The question that should be asked, has your cat ever gotten on top of the tank before? And what can you do to discourage it? Since 14 pounds of fur isn't probably what you want in your tank in the first place.

Yes, my wonderful cat (his name is Taz, which fits him to a tee, since he is into EVERYTHING), has incredible leaping ability, and he has absolutely NO PROBLEM jumping on top of the tank. He thinks I bought this aquarium as his new toy. There are products out on the market called "Scat Mats" that release a static electricity type pulse when cats touch it, but I'm not sure I'd want to put that on top of the aquarium.

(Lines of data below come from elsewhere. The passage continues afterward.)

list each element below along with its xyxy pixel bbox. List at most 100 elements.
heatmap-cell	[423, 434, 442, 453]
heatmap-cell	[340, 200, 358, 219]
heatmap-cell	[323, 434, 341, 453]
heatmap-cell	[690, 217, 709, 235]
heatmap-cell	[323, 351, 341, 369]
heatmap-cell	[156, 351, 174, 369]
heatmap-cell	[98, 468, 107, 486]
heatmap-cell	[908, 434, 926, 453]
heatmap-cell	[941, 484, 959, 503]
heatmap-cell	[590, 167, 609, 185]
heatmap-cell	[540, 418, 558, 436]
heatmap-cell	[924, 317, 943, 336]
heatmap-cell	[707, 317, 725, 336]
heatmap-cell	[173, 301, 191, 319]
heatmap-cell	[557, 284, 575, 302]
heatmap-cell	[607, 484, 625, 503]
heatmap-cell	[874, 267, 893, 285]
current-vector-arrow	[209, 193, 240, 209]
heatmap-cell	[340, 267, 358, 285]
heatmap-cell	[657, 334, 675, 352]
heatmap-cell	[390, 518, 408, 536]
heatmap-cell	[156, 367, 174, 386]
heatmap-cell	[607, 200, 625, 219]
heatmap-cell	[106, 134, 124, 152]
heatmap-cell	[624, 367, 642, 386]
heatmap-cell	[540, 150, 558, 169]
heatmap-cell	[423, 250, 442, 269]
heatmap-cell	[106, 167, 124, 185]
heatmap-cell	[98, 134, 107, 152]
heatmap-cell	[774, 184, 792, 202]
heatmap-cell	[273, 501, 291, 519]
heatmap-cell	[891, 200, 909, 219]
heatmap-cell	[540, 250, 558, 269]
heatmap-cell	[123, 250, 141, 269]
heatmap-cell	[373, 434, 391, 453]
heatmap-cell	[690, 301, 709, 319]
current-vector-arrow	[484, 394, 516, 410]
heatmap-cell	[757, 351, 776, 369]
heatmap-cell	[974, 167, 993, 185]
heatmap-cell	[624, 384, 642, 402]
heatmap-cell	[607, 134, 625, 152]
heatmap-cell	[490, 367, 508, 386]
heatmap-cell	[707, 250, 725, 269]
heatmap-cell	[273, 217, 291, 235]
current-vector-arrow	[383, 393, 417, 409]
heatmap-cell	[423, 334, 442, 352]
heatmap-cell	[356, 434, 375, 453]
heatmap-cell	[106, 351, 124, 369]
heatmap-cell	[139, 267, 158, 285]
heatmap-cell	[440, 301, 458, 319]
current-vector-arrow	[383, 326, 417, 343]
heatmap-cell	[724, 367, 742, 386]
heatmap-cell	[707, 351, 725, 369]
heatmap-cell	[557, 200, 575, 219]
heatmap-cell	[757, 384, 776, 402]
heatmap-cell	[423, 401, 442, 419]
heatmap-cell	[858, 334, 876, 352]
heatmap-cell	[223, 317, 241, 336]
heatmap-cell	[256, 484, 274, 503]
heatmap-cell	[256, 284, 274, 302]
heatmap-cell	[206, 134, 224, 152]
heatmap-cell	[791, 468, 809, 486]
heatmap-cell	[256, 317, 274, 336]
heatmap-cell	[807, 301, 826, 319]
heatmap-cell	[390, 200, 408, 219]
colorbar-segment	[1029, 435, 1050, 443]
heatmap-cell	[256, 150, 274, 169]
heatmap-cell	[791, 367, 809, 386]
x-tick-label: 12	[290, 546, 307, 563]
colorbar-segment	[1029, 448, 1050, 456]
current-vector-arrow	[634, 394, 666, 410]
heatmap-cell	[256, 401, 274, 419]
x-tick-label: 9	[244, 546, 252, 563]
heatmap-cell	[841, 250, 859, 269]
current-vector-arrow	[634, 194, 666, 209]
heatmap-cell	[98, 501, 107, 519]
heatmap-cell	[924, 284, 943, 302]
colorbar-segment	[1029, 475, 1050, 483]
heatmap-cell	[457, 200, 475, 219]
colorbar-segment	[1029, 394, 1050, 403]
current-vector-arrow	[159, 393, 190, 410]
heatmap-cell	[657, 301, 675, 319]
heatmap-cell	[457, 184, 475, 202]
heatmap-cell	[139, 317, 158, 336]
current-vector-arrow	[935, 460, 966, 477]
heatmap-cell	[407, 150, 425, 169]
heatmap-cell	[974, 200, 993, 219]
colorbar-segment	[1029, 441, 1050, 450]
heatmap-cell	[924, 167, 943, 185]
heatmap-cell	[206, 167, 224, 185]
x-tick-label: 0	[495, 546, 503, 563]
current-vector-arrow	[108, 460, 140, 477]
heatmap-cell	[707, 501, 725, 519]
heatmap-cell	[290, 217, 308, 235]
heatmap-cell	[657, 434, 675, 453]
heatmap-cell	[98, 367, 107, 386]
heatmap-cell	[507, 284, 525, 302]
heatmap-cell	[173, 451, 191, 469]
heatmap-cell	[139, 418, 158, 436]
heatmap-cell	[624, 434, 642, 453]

What a dilemma! :wink:
 
It would be much easier to help with a solution if you could post a pic of the tank. One of the front of the hood proped up & down in the normal position, one from the back of the hood and one from the side of the tank. It's hard to know what to suggest until you can see what you have. The eggcrate will not support the weight of a cat.

If not, what type/manufacturer light do you have? Is it incorporated into a hood or a stand alone fixture?